Comment pérenniser la démarche ?

 Sur la base de ces acquis, il est désormais possible de négocier un accord unique pour une certaine durée comme l’autorise la loi relative à l’emploi et au dialogue social d’août 2015. Ce qui peut permettre de simplifier le dialogue social et donner plus d’effectivité à la négociation collective.

Le déploiement de la démarche suppose une inscription plus forte dans les mécanismes de concertation et dans les modalités de conception et réalisation des projets organisationnels ainsi qu’une diffusion plus large des apprentissages réalisés.

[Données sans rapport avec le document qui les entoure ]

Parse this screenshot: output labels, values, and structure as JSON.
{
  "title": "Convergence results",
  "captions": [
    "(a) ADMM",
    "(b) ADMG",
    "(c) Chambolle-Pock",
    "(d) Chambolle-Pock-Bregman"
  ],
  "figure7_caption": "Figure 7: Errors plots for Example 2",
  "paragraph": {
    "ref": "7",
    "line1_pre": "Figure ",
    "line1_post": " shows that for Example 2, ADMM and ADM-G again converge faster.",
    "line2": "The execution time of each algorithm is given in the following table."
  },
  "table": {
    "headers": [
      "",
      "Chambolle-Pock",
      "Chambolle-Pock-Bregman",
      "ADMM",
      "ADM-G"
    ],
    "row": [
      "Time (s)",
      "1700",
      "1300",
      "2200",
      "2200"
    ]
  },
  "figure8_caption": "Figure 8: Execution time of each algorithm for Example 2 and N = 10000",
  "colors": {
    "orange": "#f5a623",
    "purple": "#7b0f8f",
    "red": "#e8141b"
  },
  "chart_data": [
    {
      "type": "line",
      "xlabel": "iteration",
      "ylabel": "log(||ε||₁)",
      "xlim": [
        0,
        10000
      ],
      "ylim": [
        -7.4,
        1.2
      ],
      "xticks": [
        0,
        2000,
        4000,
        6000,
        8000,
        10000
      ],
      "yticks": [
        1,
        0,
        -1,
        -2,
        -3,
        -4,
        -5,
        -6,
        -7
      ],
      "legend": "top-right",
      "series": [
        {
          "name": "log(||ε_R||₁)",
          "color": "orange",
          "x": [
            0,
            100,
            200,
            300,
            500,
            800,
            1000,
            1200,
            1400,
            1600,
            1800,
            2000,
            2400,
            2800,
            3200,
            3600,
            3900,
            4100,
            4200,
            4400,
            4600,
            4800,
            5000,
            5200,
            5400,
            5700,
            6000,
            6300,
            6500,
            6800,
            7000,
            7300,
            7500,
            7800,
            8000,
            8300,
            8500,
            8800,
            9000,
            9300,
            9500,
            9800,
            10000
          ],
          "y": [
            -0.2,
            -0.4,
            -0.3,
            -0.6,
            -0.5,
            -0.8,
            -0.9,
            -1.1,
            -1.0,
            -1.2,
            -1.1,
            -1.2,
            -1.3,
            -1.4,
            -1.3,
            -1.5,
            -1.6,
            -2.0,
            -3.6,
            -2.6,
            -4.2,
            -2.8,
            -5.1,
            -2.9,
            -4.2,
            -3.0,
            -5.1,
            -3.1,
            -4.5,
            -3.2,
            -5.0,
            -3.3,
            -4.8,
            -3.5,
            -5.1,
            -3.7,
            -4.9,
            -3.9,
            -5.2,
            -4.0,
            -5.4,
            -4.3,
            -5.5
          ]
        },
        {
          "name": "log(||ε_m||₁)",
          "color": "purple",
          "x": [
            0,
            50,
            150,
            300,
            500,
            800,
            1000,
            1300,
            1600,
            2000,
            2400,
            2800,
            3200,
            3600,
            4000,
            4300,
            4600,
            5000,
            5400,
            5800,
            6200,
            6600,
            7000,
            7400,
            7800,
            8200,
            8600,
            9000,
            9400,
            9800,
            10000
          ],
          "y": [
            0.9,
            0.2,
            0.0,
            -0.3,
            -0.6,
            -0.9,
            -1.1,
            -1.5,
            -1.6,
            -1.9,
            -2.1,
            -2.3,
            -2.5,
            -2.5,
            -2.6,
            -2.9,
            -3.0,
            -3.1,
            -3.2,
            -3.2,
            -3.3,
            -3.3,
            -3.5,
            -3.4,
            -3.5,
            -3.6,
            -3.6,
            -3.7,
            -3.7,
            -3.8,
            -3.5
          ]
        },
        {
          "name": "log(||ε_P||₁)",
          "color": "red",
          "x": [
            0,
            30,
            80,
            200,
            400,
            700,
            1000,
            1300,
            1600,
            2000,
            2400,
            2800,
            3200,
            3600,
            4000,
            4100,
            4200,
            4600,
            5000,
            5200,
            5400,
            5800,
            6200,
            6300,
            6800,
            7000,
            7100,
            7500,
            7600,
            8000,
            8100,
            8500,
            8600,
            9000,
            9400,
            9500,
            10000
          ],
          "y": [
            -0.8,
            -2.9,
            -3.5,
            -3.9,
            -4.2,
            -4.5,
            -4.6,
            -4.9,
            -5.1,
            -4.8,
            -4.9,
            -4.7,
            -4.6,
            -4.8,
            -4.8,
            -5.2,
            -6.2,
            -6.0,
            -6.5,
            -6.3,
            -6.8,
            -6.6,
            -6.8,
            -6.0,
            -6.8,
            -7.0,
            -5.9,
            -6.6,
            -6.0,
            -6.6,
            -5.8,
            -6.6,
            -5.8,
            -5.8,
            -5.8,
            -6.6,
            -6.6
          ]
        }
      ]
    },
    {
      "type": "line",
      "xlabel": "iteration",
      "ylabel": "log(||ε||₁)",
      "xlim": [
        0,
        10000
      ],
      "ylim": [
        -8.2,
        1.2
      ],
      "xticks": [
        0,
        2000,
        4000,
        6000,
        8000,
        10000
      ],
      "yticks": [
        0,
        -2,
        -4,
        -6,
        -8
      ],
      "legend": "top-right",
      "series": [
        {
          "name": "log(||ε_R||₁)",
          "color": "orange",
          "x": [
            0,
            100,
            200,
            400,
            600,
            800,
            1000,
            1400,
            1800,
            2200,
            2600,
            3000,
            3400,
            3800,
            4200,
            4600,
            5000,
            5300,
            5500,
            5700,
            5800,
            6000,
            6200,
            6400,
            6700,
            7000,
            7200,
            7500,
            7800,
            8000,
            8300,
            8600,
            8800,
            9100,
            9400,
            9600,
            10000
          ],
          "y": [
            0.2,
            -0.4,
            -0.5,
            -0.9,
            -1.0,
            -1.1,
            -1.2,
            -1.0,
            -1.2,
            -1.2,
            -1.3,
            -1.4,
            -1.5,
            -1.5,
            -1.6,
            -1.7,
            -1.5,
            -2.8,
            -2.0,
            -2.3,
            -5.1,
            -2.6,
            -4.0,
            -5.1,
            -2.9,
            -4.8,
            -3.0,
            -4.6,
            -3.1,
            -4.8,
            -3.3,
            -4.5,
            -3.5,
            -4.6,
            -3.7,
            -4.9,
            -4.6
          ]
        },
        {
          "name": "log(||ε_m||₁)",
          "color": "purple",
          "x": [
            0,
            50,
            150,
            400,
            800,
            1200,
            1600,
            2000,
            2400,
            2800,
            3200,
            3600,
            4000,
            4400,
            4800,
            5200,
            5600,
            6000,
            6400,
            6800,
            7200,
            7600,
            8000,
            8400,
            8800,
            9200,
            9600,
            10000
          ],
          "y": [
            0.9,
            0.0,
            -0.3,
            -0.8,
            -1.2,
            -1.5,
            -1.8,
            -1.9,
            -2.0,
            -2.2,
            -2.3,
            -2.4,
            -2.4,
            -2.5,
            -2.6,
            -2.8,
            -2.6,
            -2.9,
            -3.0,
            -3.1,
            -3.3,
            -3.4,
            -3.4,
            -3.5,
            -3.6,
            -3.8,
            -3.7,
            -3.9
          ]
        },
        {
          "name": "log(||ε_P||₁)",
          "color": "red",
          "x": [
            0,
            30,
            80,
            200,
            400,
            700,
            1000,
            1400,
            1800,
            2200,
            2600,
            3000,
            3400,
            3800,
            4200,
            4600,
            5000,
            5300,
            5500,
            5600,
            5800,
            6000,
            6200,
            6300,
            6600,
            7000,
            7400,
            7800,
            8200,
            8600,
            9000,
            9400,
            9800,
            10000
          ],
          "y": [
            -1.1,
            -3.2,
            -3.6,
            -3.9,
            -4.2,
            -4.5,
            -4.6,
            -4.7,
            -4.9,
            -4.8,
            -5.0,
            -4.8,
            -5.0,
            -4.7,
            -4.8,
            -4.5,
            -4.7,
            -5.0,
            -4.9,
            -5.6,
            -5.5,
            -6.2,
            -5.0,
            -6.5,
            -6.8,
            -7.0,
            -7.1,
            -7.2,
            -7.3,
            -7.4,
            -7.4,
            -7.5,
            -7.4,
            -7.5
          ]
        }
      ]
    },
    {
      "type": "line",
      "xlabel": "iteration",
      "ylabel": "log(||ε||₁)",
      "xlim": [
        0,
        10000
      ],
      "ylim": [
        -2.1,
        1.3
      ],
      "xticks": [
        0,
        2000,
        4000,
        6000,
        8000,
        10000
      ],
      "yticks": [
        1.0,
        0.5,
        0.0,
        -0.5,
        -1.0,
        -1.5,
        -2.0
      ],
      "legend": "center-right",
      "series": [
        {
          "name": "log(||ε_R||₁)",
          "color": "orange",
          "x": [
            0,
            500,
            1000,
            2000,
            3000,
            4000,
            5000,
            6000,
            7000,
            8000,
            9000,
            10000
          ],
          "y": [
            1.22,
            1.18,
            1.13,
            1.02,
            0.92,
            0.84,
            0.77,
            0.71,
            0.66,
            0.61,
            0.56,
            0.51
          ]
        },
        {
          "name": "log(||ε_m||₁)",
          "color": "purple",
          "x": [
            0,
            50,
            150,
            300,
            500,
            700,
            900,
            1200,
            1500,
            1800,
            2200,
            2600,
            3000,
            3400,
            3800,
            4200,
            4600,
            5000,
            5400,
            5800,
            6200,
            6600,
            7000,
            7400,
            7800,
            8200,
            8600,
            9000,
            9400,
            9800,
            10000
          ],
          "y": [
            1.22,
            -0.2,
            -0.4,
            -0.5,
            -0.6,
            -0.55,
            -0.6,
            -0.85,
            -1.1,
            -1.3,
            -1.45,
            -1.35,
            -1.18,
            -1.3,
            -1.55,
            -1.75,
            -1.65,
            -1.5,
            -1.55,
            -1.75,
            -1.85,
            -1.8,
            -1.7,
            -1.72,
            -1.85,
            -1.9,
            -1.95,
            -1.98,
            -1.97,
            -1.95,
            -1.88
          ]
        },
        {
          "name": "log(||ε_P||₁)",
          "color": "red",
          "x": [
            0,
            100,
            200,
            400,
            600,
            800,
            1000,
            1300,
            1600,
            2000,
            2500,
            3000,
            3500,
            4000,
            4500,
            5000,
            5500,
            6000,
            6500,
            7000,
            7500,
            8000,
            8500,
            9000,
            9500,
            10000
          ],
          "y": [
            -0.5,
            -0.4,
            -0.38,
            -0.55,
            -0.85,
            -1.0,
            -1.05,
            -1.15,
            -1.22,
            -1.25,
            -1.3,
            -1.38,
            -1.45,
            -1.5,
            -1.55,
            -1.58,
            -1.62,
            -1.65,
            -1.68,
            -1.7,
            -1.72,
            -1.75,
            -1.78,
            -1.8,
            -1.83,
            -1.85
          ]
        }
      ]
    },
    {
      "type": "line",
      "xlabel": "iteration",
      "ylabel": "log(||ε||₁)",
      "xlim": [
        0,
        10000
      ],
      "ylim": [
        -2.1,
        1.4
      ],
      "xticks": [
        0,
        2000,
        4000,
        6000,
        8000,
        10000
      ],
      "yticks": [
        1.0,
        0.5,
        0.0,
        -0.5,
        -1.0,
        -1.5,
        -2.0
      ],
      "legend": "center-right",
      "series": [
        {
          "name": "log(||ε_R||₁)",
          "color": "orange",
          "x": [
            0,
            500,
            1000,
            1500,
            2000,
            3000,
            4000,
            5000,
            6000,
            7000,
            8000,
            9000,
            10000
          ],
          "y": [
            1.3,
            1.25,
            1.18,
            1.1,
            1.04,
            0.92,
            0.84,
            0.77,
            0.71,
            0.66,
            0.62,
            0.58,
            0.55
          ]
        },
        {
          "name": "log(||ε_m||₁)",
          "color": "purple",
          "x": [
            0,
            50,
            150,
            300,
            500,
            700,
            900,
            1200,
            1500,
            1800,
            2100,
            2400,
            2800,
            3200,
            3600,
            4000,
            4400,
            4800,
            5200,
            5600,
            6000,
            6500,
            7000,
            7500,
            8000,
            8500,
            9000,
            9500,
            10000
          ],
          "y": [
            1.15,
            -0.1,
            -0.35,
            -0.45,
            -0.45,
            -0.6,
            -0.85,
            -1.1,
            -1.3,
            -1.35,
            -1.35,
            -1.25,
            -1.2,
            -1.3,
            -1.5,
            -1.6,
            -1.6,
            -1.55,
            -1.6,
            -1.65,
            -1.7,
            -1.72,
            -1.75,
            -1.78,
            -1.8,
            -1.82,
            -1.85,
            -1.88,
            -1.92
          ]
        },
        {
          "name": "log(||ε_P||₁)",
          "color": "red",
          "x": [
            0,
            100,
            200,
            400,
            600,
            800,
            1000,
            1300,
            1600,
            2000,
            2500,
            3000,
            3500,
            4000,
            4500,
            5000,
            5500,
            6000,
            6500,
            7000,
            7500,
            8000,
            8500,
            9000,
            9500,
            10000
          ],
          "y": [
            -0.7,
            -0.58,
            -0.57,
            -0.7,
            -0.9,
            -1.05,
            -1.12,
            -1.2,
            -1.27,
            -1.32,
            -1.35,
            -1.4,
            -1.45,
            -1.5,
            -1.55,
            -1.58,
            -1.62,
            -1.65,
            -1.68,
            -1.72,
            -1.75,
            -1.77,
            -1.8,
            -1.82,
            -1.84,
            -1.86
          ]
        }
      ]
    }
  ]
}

On peut ainsi « transformer l’essai » en consolidant les actions et mécanismes mobilisés en amont de la démarche. Par exemple, en s’appuyant sur les apprentissages réalisés pour former les acteurs à la démarche QVT  ; en créant des espaces de discussion sur le travail ; en produisant des guides pour l’animation et la gestion de projets  ; en transformant le comité QVT en observatoire QVT en charge d’initier des expérimentations ; etc. 

Les étapes précédentes ont permis aux acteurs sociaux d’identifier les problèmes et leurs causes dans différents domaines (égalité, pénibilité, conditions d’emploi et de travail, efficience, conduite du changement, etc.) et de tester des modalités d’action et d’expérimentation.